Submitted By: AuntJessica
Tags: capitalism, commodification, consumption/consumerism, corporations, health/medicine, marketing/brands, pharmaceutical industry, prescription drugs, 21 to 60 mins
Access: YouTube (trailer)
Summary: The filmmakers of this documentary argue that "missing in the health care debate is how drug companies are putting your and your family's safety at risk in order to make more money." Money Talks: Profits Before Patient Safety exposes the questionable tactics that big drug companies use to make record profits by playing with the safety of our health care.
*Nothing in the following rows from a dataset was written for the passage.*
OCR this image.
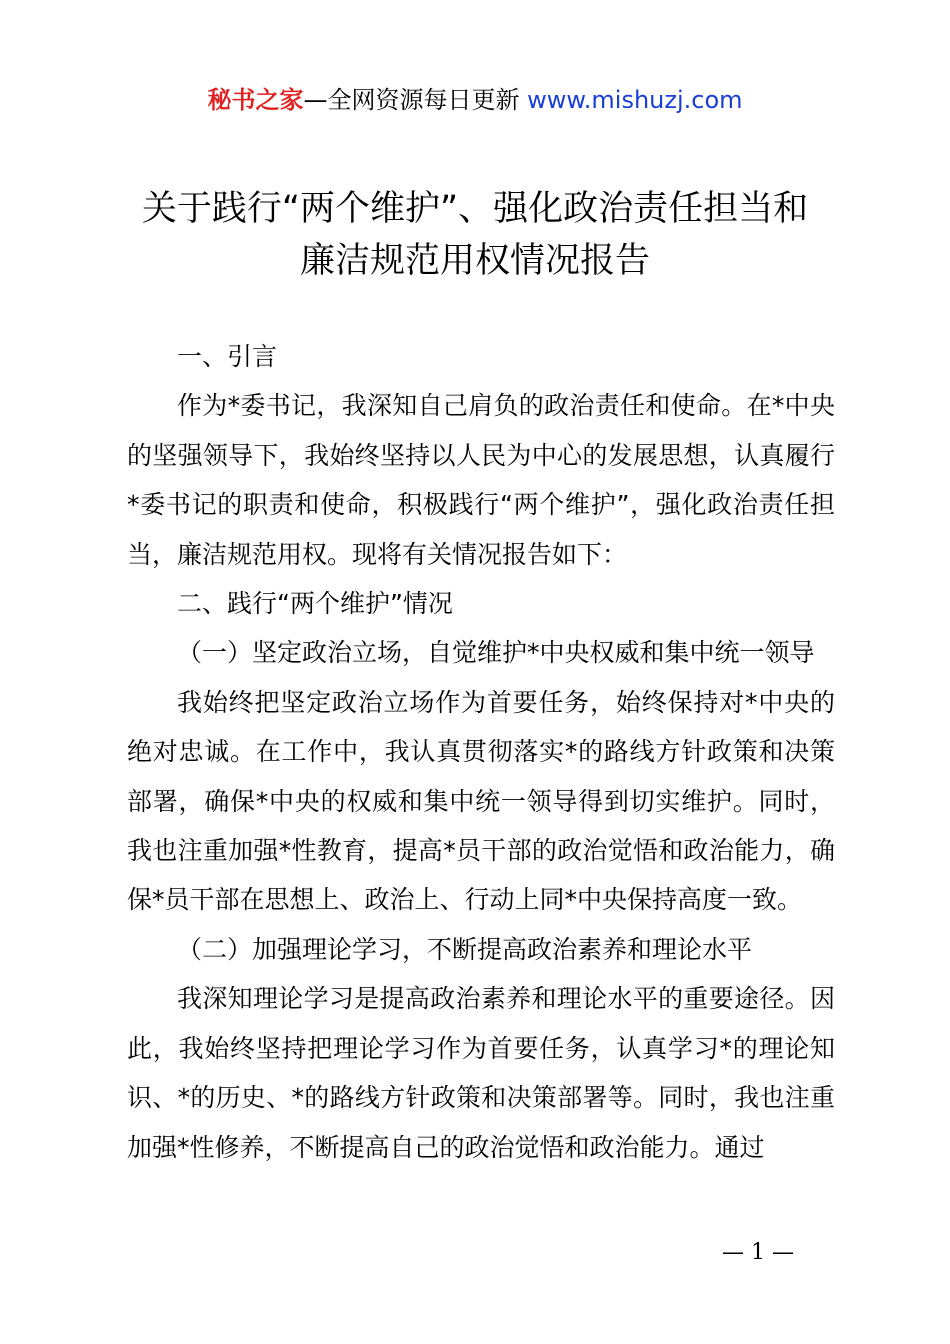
秘书之家—全网资源每日更新 www.mishuzj.com
关于践行“两个维护”、强化政治责任担当和
廉洁规范用权情况报告

一、引言

作为*委书记，我深知自己肩负的政治责任和使命。在*中央的坚强领导下，我始终坚持以人民为中心的发展思想，认真履行*委书记的职责和使命，积极践行“两个维护”，强化政治责任担当，廉洁规范用权。现将有关情况报告如下：

二、践行“两个维护”情况

（一）坚定政治立场，自觉维护*中央权威和集中统一领导

我始终把坚定政治立场作为首要任务，始终保持对*中央的绝对忠诚。在工作中，我认真贯彻落实*的路线方针政策和决策部署，确保*中央的权威和集中统一领导得到切实维护。同时，我也注重加强*性教育，提高*员干部的政治觉悟和政治能力，确保*员干部在思想上、政治上、行动上同*中央保持高度一致。

（二）加强理论学习，不断提高政治素养和理论水平

我深知理论学习是提高政治素养和理论水平的重要途径。因此，我始终坚持把理论学习作为首要任务，认真学习*的理论知识、*的历史、*的路线方针政策和决策部署等。同时，我也注重加强*性修养，不断提高自己的政治觉悟和政治能力。通过

— 1 —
Using misleading advertising, attractive "drug reps" who wine and dine doctors, and other unethical practices, the drug industry makes billions of dollars every year selling us unsafe, unnecessary, and overpriced drugs. The film gives an in-depth, academic perspective on the questionable marketing tactics of the pharmaceutical industry, and features the commentary of investigative journalists, former pharmaceutical sales representatives, and medical professionals including Dr. John Abramson, author of Overdo$ed America, and Alex Sugerman-Brozan, director of the Prescription Access Litigation Project. Other notable interviewees include Dr. Bob Goodman of Columbia University, founder of the "No Free Lunch" program, and Dr. Jerome Hoffman of UCLA Medical School. Money Talks: Profits Before Patient Safety was chosen by the American Library Association as one of the most notable films for adults in 2008.